Originally only thought to be out for a couple of games due to a lower-body injury, Golden Knights coach Gerard Gallant announced on Monday that his second-line center could be out of the lineup for up to two months.

“Going to be longer than we thought, probably up to two months. Possibly,” he said.

That, obviously, will be a big blow to a Golden Knights offense that has struggled in the early part of the season.

Stastny joined Vegas over the summer on a three-year contract in free agency and was expected to center the second line alongside the team’s other big offseason acquisition, winger Max Pacioretty.

Now those plans are on hold for the next couple of months.

After reaching the Stanley Cup Final in their debut season the Golden Knights are off to a slow start this season having won just two of their first six games as of Monday. One of the biggest problems has been a lack of offense as the team has managed just 11 goals in six games. They have yet to score more than two goals in any one game this season.
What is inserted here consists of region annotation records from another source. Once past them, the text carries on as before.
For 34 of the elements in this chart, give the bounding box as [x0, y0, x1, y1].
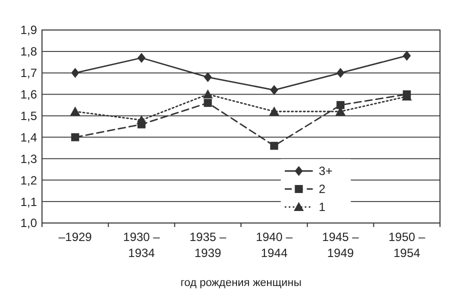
point	[71, 133, 80, 142]
y-tick-label: 1,4	[20, 130, 38, 144]
x-tick-label: 1935 – 1939	[189, 230, 227, 260]
point	[202, 89, 213, 98]
y-tick-label: 1,7	[20, 66, 38, 80]
x-tick-label: 1930 – 1934	[123, 230, 160, 260]
y-tick-label: 1,0	[20, 216, 38, 230]
point	[269, 106, 280, 116]
x-tick-label: 1940 – 1944	[256, 230, 293, 260]
y-tick-label: 1,1	[20, 194, 38, 209]
point	[136, 115, 146, 124]
y-tick-label: 1,6	[20, 88, 38, 102]
point	[204, 98, 212, 107]
y-tick-label: 1,3	[20, 152, 38, 166]
y-tick-label: 1,2	[20, 173, 38, 188]
x-tick-label: 1945 – 1949	[322, 230, 360, 260]
legend-label: 3+	[318, 164, 332, 178]
point	[402, 50, 411, 61]
legend-label: 2	[318, 182, 326, 196]
x-tick-label: 1950 – 1954	[388, 230, 426, 260]
point	[336, 101, 344, 110]
x-axis-title: год рождения женщины	[180, 277, 302, 289]
y-tick-label: 1,5	[20, 108, 38, 123]
y-tick-label: 1,8	[20, 44, 38, 59]
point	[70, 106, 80, 116]
y-tick-label: 1,9	[20, 23, 38, 38]
point	[138, 52, 146, 63]
point	[270, 142, 278, 150]
legend-label: 1	[318, 200, 326, 214]
point	[71, 68, 80, 78]
x-tick-label: –1929	[58, 230, 92, 244]
point	[336, 68, 344, 78]
point	[204, 72, 212, 82]
point	[270, 85, 278, 96]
While it is a cause for some concern, the Golden Knights are still controlling the shot attempt numbers in pretty much all of their games and being crushed by a dismal 5.2 team-wide shooting percentage. So there is some hope that things will turn around.

The process is there, even if the early results are not.

Still, they need to get more production from a line that isn’t their top one.

When the trio of William Karlsson, Jonathan Marchessault, and Reilly Smith is not on the ice this season they have been outscored by a 2-12 margin at even-strength. Whether Stastny is in or out of the lineup, that sort of production from the other three lines is not going to be good enough.